Authored by: Matt Palumbo
In my last column, I examined the claim that Australia implemented strict gun control (the National Firearms Agreement, or NFA), and never saw a mass public shooting ever again. The latter claim is true – but it’s not a clear-cut case for gun control for a number of reasons:
- Australia did not ban ALL guns like many liberals claim. There are more guns in circulation in Australia today than before gun control.
- Nearly all of Australia’s mass shootings occurred in the 20 years before their gun buyback. It’s thus misleading to claim that mass shootings were common in Australia’s history – until gun control.
- The majority of Australia’s mass public shootings have been committed with firearms that were never banned.
But as most gun rights advocates know, mass public shooting deaths make up the overwhelming minority of gun deaths. So what did Australia do to other forms of gun violence?
And since we know that the majority of gun deaths in America are suicides, did Australia see a decline in their suicide rate following gun control?
Did it reduce gun homicides?
Firearm homicides did fall post 1996 gun control – at exactly the same pace as they were naturally falling before gun control. Over a similar period (1993-2014), gun homicides in America were cut by more than half. Keep in mind that guns per capita increased about 50% in America over this period.
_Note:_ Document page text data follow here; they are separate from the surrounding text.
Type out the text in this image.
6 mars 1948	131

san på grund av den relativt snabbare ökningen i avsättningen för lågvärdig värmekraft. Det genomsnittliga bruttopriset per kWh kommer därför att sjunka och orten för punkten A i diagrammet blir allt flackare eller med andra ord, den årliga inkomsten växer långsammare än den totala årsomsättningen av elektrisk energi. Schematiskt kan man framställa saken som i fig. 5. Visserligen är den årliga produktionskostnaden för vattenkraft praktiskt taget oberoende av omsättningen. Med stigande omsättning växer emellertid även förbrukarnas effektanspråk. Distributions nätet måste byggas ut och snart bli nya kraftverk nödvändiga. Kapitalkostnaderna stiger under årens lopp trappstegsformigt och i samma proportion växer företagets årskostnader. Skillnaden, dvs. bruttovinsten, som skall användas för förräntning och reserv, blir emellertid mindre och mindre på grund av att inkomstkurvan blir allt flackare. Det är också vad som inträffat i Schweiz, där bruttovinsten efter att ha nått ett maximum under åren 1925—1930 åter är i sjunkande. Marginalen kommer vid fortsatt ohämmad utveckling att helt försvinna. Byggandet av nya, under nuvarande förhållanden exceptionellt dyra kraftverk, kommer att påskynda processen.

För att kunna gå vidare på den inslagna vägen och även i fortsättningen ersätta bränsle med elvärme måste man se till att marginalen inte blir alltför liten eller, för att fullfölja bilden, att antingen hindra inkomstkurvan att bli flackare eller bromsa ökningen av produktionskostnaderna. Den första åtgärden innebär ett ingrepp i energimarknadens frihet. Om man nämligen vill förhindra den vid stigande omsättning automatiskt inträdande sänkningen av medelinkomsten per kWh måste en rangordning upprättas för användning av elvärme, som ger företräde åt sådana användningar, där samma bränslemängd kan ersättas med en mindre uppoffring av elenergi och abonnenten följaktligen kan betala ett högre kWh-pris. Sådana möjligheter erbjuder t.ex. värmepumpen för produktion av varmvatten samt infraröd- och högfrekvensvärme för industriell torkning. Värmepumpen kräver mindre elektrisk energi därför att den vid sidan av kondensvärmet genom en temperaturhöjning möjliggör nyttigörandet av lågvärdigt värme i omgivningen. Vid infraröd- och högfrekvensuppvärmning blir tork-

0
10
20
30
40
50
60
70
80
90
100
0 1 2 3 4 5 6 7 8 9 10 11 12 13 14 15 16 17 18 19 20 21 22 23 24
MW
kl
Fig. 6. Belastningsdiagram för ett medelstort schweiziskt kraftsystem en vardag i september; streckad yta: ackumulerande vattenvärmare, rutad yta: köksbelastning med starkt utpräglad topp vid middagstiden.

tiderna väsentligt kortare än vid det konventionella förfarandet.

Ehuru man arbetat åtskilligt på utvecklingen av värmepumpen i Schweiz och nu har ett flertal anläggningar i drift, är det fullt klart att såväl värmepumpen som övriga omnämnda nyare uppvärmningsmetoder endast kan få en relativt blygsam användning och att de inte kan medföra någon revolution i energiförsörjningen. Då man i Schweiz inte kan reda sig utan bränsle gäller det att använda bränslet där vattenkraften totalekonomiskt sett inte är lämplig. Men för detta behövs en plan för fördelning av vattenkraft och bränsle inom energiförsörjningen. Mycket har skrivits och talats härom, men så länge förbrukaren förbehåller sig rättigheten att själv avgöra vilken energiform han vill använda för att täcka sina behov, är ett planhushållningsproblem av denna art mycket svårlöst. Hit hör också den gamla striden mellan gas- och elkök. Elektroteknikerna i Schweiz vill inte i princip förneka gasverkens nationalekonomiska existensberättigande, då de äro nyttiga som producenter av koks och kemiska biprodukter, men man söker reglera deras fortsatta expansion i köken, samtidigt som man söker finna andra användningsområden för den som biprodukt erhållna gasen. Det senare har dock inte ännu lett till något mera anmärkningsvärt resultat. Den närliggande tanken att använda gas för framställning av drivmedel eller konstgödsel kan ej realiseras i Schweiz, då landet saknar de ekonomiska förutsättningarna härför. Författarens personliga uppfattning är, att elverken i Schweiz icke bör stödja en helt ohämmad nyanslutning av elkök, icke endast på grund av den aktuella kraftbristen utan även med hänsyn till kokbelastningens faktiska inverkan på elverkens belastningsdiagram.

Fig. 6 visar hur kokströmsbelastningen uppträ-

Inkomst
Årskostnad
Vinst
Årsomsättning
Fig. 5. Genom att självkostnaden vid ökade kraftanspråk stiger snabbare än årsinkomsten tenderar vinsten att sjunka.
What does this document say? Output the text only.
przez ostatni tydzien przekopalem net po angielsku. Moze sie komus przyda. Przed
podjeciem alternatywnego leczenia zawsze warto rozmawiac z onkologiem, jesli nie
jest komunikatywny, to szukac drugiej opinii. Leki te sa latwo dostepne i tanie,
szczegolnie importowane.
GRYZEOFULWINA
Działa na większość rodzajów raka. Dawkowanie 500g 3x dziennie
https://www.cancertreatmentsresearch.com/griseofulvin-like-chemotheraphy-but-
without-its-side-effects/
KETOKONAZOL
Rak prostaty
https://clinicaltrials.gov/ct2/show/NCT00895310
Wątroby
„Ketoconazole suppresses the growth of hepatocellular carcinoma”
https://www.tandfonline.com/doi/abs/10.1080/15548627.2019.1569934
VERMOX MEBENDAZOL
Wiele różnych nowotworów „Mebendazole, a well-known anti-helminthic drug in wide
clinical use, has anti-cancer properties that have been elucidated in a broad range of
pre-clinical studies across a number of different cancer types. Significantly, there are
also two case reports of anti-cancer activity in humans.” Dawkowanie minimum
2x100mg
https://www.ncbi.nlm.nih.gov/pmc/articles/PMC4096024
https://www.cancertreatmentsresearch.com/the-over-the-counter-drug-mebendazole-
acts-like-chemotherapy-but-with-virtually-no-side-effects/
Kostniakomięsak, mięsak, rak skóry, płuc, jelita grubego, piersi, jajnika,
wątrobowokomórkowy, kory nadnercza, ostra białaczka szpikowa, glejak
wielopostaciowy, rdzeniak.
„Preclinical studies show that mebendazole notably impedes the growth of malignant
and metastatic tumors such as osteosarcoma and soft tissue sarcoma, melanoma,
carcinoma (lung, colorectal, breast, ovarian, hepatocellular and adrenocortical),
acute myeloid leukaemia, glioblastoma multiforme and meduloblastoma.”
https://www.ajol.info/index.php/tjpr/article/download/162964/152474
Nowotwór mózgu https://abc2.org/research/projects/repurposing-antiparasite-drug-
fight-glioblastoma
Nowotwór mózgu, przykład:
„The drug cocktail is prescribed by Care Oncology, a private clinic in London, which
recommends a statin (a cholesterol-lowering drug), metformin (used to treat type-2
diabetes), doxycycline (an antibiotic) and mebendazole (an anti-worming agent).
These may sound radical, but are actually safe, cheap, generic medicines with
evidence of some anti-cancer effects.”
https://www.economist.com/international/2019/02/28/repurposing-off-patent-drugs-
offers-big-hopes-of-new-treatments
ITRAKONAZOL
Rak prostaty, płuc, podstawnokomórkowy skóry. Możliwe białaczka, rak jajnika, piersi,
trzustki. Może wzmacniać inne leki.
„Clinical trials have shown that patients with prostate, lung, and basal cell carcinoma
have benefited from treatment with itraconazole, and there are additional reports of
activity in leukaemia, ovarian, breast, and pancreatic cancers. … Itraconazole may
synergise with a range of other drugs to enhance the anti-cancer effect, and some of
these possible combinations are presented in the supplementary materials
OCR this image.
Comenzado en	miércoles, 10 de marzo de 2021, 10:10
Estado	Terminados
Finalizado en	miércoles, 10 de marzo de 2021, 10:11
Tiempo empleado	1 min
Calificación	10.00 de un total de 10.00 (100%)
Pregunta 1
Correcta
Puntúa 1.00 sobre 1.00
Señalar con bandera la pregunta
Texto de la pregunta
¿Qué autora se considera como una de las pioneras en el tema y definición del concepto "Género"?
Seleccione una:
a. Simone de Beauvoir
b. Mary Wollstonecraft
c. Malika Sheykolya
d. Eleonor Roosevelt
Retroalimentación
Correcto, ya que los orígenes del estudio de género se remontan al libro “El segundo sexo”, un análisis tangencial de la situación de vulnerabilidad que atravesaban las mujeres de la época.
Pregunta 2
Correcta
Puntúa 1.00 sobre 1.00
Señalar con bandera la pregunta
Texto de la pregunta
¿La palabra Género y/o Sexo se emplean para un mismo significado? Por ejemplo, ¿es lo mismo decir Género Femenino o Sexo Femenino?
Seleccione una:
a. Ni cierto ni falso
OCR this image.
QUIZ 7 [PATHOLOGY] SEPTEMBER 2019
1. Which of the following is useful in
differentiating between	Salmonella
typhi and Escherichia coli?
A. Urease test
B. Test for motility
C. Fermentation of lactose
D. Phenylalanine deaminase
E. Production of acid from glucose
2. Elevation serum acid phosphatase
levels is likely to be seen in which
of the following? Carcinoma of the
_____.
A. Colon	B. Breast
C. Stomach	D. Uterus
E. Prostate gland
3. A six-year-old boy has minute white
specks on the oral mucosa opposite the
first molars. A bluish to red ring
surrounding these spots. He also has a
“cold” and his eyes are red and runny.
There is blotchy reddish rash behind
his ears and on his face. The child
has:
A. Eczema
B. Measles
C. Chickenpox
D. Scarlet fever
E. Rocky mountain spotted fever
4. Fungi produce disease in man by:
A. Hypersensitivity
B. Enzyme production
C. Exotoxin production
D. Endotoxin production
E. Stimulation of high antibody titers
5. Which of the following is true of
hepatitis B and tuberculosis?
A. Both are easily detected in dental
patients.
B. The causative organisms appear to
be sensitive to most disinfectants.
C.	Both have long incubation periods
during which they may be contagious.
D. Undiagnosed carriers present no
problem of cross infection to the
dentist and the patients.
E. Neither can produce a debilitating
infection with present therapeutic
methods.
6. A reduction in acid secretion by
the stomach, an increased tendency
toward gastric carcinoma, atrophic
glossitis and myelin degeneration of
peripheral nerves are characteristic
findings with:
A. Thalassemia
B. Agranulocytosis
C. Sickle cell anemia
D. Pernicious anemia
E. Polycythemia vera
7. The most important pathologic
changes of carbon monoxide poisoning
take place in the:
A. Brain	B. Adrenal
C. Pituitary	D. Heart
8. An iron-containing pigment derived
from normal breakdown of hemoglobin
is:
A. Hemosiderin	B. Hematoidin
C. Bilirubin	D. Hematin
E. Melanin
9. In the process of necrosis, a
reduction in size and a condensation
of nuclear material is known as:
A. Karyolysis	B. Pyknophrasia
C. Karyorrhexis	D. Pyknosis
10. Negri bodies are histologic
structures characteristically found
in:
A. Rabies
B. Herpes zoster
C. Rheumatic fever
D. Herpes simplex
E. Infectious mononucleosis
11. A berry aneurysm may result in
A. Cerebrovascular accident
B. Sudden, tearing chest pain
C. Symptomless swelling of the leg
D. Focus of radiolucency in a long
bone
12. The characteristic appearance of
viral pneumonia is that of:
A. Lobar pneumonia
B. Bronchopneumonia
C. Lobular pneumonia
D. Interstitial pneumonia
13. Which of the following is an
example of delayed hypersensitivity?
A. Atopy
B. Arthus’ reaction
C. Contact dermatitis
And the overall homicide rate fell faster in the U.S.:
A 2016 American Medical Association study examined trends in firearm homicides and suicides before and after the adoption of gun control in Australia from the 1996 NFA, and found no evidence of a statistically significant effect of gun control on the pre-existing downward trend of the firearm homicide rate.
Did it reduce gun suicides?
As just mentioned, an AMA study didn’t find any statistically significant effect of the NFA on gun suicides, but a visual is still in order to illustrate the point.
While there was a decline in firearm suicides, non-firearm suicides fell at a faster pace.
There’s not much of a reason to have believed that the NFA would reduce firearm suicides anyway, despite claims from gun control advocates that it has. Given that someone committing suicide is only going to take a single shot, a ban on semi-automatic rifles doesn’t make doing so any more difficult.